Pam Palmater, Indigenous Governance Chair in the Department of Politics and Public Administration at Metropolitan University of Toronto, and David Perley, Wolastoqi scholar, spoke at a fundraiser for Dialogue NB, a non-profit organization in Moncton, on systemic racism in the province.
Last week, the six chiefs of the Wolastoqey Nation in New Brunswick renewed their call for an Indigenous-led inquiry into systemic racism after the conclusion of a coroner’s inquest into the police killing of Chantel Moore. of Edmundston.
That’s been the Chiefs’ position since Moore was killed, but so far the province has only appointed a non-Indigenous Systemic Racism Commissioner who is expected to make recommendations by September.
WATCH | Pam Palmater calls for Indigenous-led inquiry into systemic racism
“Why is the Prime Minister refusing to open an independent investigation,” Perley asked.
“Why doesn’t he tell the justice people, ‘Let’s find the answers…let’s make sure Abenakis are involved in the investigation, in the investigation.’
“They should be part of it and not exclude them from the process. But that’s not happening.”
Palmater told CBC News that while she supports an Indigenous-led investigation, it will be pointless if no action is taken afterwards.
“We do so many studies, inquiries, inquiries, commissions, court cases, human rights complaints, tribunals, and we find out again and again and again, ‘Yes, we have still the same problem and it’s getting worse,'” Palmar said.
“But everyone is dropping the ball instead of taking the next step, that is, what do we need to do about it? It’s not like there hasn’t been thousands of recommendations for what to do about it. It’s just that governments and society haven’t answered the call to do so.”

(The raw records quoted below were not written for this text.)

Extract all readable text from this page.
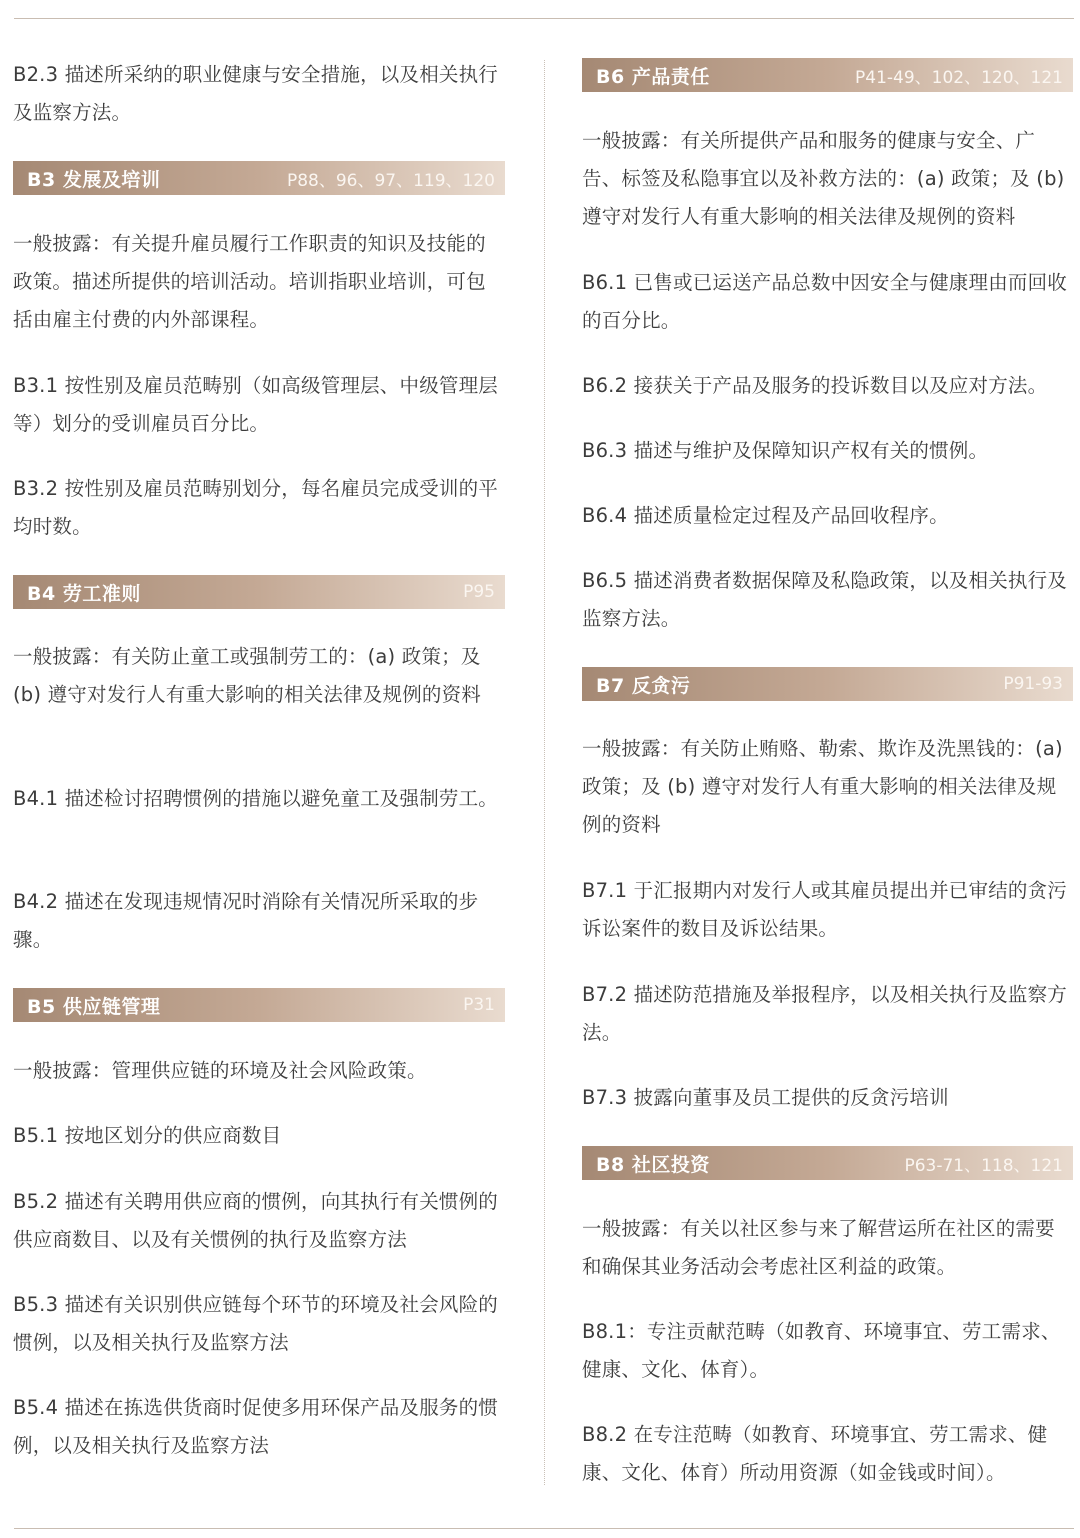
B2.3 描述所采纳的职业健康与安全措施，以及相关执行及监察方法。

B3 发展及培训	P88、96、97、119、120

一般披露：有关提升雇员履行工作职责的知识及技能的政策。描述所提供的培训活动。培训指职业培训，可包括由雇主付费的内外部课程。

B3.1 按性别及雇员范畴别（如高级管理层、中级管理层等）划分的受训雇员百分比。

B3.2 按性别及雇员范畴别划分，每名雇员完成受训的平均时数。

B4 劳工准则	P95

一般披露：有关防止童工或强制劳工的：(a) 政策；及 (b) 遵守对发行人有重大影响的相关法律及规例的资料

B4.1 描述检讨招聘惯例的措施以避免童工及强制劳工。

B4.2 描述在发现违规情况时消除有关情况所采取的步骤。

B5 供应链管理	P31

一般披露：管理供应链的环境及社会风险政策。

B5.1 按地区划分的供应商数目

B5.2 描述有关聘用供应商的惯例，向其执行有关惯例的供应商数目、以及有关惯例的执行及监察方法

B5.3 描述有关识别供应链每个环节的环境及社会风险的惯例，以及相关执行及监察方法

B5.4 描述在拣选供货商时促使多用环保产品及服务的惯例，以及相关执行及监察方法

B6 产品责任	P41-49、102、120、121

一般披露：有关所提供产品和服务的健康与安全、广告、标签及私隐事宜以及补救方法的：(a) 政策；及 (b) 遵守对发行人有重大影响的相关法律及规例的资料

B6.1 已售或已运送产品总数中因安全与健康理由而回收的百分比。

B6.2 接获关于产品及服务的投诉数目以及应对方法。

B6.3 描述与维护及保障知识产权有关的惯例。

B6.4 描述质量检定过程及产品回收程序。

B6.5 描述消费者数据保障及私隐政策，以及相关执行及监察方法。

B7 反贪污	P91-93

一般披露：有关防止贿赂、勒索、欺诈及洗黑钱的：(a) 政策；及 (b) 遵守对发行人有重大影响的相关法律及规例的资料

B7.1 于汇报期内对发行人或其雇员提出并已审结的贪污诉讼案件的数目及诉讼结果。

B7.2 描述防范措施及举报程序，以及相关执行及监察方法。

B7.3 披露向董事及员工提供的反贪污培训

B8 社区投资	P63-71、118、121

一般披露：有关以社区参与来了解营运所在社区的需要和确保其业务活动会考虑社区利益的政策。

B8.1：专注贡献范畴（如教育、环境事宜、劳工需求、健康、文化、体育）。

B8.2 在专注范畴（如教育、环境事宜、劳工需求、健康、文化、体育）所动用资源（如金钱或时间）。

One area where Perley would specifically like to see change is the education system.
“We asked for changes to the education system, even in my time in the sixties,” Perley said.
“The leaders of the time were asking for changes to the education system… We are asking for the same thing.”
He recalls two sessions he held with aboriginal people, one with elders and another with youth.
Even though decades separated their time at school, they shared many of the same experiences.
“Here are the elders who were in the system in the 50s and 60s talking about racism, talking about … how badly they were treated,” Perley said.
“Then I listened to the stories of the students who were in the system two years ago. It’s the same. They say, ‘Oh my God, it’s hard to be in this school because we always calls us savages. “
“Be Brave Enough”
Palmater says an investigation into systemic racism should extend beyond the justice system to include all aspects of life in New Brunswick.
“We have to be brave enough to open it up a bit wider,” Palmater said.
“What if we also looked at health care? What if we also looked at education? What if we also looked at social work or any of the public services that we have?”
Palmater said the lives of indigenous peoples had deteriorated in many of these areas.
She said we focus too much on specific examples of one person doing good instead of looking at the collective community.
“We point to individuals, ‘Look, he’s got a job,’ or, ‘Look, this person is successful,’ and say things are looking up,” Palmater said.
“But it’s not better if the majority of our community isn’t better.”
Palmater said confronting systemic racism in New Brunswick will inevitably lead to conflict.
But she also said it’s a type of conflict that should be embraced, not avoided.
“We cannot avoid social conflict,” Palmater said.
“This is how everything good in this world happened. Human rights, women’s rights, the end of slavery, the rights of indigenous peoples. This comes after periods of conflict.”